Parlons de l’essentiel

Publié le 27 juillet 2010 par Politicoblogue

Drapeau du Kosovo

Dans son article publié dans La Presse de samedi dernier à la suite du jugement de la Cour internationale de Justice (CIJ) sur le Kosovo, l’auteur de la Loi sur la clarté, M. Stéphane Dion, met l’accent sur les difficultés pratiques susceptibles de découler d’une déclaration unilatérale d’indépendance de la part du Québec. C’est insister sur une évidence secondaire pour éviter de parler de l’essentiel.

L’importance de cette décision, c’est qu’elle renforce considérablement la position du Québec à la table de négociation, et, par la suite, à l’égard des autres nations. Le Québec sait qu’à la suite d’un référendum gagnant, la procédure normale à suivre en vertu du droit international, c’est de négocier avec le Canada les modalités de son accession à l’indépendance. Cela était d’ailleurs prévu dans le Projet de loi sur l’avenir du Québec auquel la question référendaire de 1995 faisait expressément référence.

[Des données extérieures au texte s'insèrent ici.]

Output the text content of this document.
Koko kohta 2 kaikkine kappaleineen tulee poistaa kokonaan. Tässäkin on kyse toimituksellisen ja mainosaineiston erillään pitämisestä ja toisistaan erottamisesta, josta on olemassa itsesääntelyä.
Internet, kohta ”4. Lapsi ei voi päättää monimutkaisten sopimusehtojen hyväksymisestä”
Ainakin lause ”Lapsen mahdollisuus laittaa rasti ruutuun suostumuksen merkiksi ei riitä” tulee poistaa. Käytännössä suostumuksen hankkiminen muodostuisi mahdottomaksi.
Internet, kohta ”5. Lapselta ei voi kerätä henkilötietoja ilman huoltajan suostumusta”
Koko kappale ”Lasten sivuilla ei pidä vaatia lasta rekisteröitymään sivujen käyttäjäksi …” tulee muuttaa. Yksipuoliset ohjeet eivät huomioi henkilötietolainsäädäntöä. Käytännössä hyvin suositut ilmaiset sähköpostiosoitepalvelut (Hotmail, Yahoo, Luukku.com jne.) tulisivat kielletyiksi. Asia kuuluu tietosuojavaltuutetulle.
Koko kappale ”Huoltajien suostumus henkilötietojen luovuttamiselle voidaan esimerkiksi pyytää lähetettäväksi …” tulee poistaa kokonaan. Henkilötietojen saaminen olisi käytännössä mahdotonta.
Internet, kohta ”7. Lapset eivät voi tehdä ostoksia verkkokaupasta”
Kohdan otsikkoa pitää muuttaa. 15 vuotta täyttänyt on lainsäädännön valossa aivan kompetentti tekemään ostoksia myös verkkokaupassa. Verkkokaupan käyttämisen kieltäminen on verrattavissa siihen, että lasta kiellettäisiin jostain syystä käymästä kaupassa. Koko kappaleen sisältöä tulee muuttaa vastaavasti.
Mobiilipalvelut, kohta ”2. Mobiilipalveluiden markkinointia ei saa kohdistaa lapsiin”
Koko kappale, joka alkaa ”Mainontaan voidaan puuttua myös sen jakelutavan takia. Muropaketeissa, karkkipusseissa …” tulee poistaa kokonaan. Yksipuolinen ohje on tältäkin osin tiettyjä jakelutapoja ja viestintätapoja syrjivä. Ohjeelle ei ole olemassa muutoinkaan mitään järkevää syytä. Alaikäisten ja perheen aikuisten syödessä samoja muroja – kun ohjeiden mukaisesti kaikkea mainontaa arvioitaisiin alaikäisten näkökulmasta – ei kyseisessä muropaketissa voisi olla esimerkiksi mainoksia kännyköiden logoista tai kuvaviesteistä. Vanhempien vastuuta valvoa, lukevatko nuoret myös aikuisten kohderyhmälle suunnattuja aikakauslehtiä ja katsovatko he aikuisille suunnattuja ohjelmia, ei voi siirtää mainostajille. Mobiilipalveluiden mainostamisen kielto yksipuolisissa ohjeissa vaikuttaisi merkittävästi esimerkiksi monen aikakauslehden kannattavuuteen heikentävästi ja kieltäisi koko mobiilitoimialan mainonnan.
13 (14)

Cela était également prescrit par la décision de la Cour suprême du Canada sur la Sécession du Québec, laquelle précisait d’ailleurs que le Canada aurait alors l’obligation constitutionnelle de négocier de bonne foi avec le Québec.

L’étape importante à la suite d’un référendum gagnant, c’est donc celle de la négociation Québec-Canada. Et ce qui compte, à cette étape, c’est le pouvoir de négociation de chacune des parties. Or c’est-là que la décision de la CIJ sur le Kosovo prend toute son importance en affirmant qu’en cas d’échec des négociations, une déclaration unilatérale d’indépendance de la part du Québec serait conforme au droit international. Le Québec a donc dans son jeu une carte maitresse pour assurer l’aboutissement fructueux des négociations. C’est un peu l’équivalent du droit de grève ou de lock-out dans les négociations collectives : le simple fait de l’existence de ce droit assure, la plupart du temps, que les négociations se poursuivront de bonne foi et qu’une entente satisfaisante sera conclue.

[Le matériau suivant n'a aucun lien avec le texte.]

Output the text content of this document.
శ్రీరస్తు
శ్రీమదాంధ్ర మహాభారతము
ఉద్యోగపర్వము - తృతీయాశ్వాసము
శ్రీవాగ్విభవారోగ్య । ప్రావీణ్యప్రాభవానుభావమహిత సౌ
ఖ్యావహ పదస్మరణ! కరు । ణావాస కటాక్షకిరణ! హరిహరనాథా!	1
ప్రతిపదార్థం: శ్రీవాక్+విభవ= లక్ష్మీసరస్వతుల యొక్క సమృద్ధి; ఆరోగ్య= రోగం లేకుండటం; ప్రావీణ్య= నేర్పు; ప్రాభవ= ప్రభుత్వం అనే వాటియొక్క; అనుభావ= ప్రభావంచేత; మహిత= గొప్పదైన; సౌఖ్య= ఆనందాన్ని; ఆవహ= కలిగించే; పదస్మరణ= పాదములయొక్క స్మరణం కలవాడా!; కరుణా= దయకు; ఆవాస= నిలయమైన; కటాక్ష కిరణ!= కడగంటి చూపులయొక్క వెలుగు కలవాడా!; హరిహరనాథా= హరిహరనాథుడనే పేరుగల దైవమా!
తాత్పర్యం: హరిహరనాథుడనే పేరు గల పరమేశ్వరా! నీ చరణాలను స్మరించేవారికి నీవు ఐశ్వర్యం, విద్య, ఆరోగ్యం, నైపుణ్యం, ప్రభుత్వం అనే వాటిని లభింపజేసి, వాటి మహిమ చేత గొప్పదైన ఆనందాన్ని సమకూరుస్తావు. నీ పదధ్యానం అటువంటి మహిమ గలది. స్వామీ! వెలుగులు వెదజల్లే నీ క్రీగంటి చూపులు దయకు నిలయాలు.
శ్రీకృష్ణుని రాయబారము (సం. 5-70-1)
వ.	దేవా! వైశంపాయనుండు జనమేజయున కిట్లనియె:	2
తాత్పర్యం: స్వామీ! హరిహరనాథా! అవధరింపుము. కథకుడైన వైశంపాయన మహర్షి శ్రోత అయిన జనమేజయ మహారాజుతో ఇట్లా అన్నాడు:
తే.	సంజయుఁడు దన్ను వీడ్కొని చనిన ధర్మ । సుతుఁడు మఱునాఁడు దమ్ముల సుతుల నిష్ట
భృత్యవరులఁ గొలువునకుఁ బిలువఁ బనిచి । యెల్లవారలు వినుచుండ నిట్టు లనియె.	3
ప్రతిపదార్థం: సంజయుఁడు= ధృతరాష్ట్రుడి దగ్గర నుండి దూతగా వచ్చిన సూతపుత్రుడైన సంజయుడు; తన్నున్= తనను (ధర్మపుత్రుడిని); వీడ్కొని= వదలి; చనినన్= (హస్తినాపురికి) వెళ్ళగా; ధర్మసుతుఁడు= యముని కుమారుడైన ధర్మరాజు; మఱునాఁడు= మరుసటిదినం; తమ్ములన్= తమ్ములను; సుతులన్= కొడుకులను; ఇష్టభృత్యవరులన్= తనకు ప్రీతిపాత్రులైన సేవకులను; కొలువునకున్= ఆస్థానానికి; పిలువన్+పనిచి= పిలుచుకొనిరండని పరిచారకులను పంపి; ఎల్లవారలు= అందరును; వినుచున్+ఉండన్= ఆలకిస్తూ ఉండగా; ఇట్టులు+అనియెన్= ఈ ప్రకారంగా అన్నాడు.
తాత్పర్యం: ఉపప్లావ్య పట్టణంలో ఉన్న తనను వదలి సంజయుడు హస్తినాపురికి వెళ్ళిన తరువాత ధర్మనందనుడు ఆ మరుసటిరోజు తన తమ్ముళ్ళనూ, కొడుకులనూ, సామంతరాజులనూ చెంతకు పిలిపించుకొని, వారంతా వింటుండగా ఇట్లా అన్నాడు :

Or, avant la décision de la CIJ sur le Kosovo, la possibilité de recourir à une déclaration unilatérale d’indépendance, en cas d’échec des négociations, était contestée comme étant contraire au droit international. Cela, dorénavant, ne peut plus être contesté. La Cour suprême du Canada, dans sa décision, l’avait d’ailleurs déjà laissé entendre, mais la chose est désormais incontestable.

Toutes les pièces du processus d’accession à la souveraineté du Québec sont maintenant en place. Il reviendra au peuple du Québec de prendre la décision de devenir souverain au moyen d’un référendum tenu suivant la Loi sur la consultation populaire. La constitutionalité de cette loi a d’ailleurs été reconnue par la Cour suprême du Canada. Puis se tiendront des négociations entre le Québec et le Canada sur les moyens de donner suite à la volonté des Québécois : le Canada aura alors l’obligation constitutionnelle de participer à ces négociations et d’y négocier de bonne foi. Le pouvoir de négociation du Québec à cette table de négociation sera fortement renforcée par la pression internationale qui découlera de la possibilité légale qu’aura le Québec, en cas d’échec, de déclarer unilatéralement son indépendance. Tous auront alors intérêt à ce que cette question se règle rapidement par la voie de la négociation et, évidemment, feront des pressions en conséquence sur le Canada.

La vraie leçon qu’il faut tirer de la décision de la CIJ sur le Kosovo, ce n’est pas que le Québec n’est pas le Kosovo, mais plutôt que le Canada n’est pas la Serbie.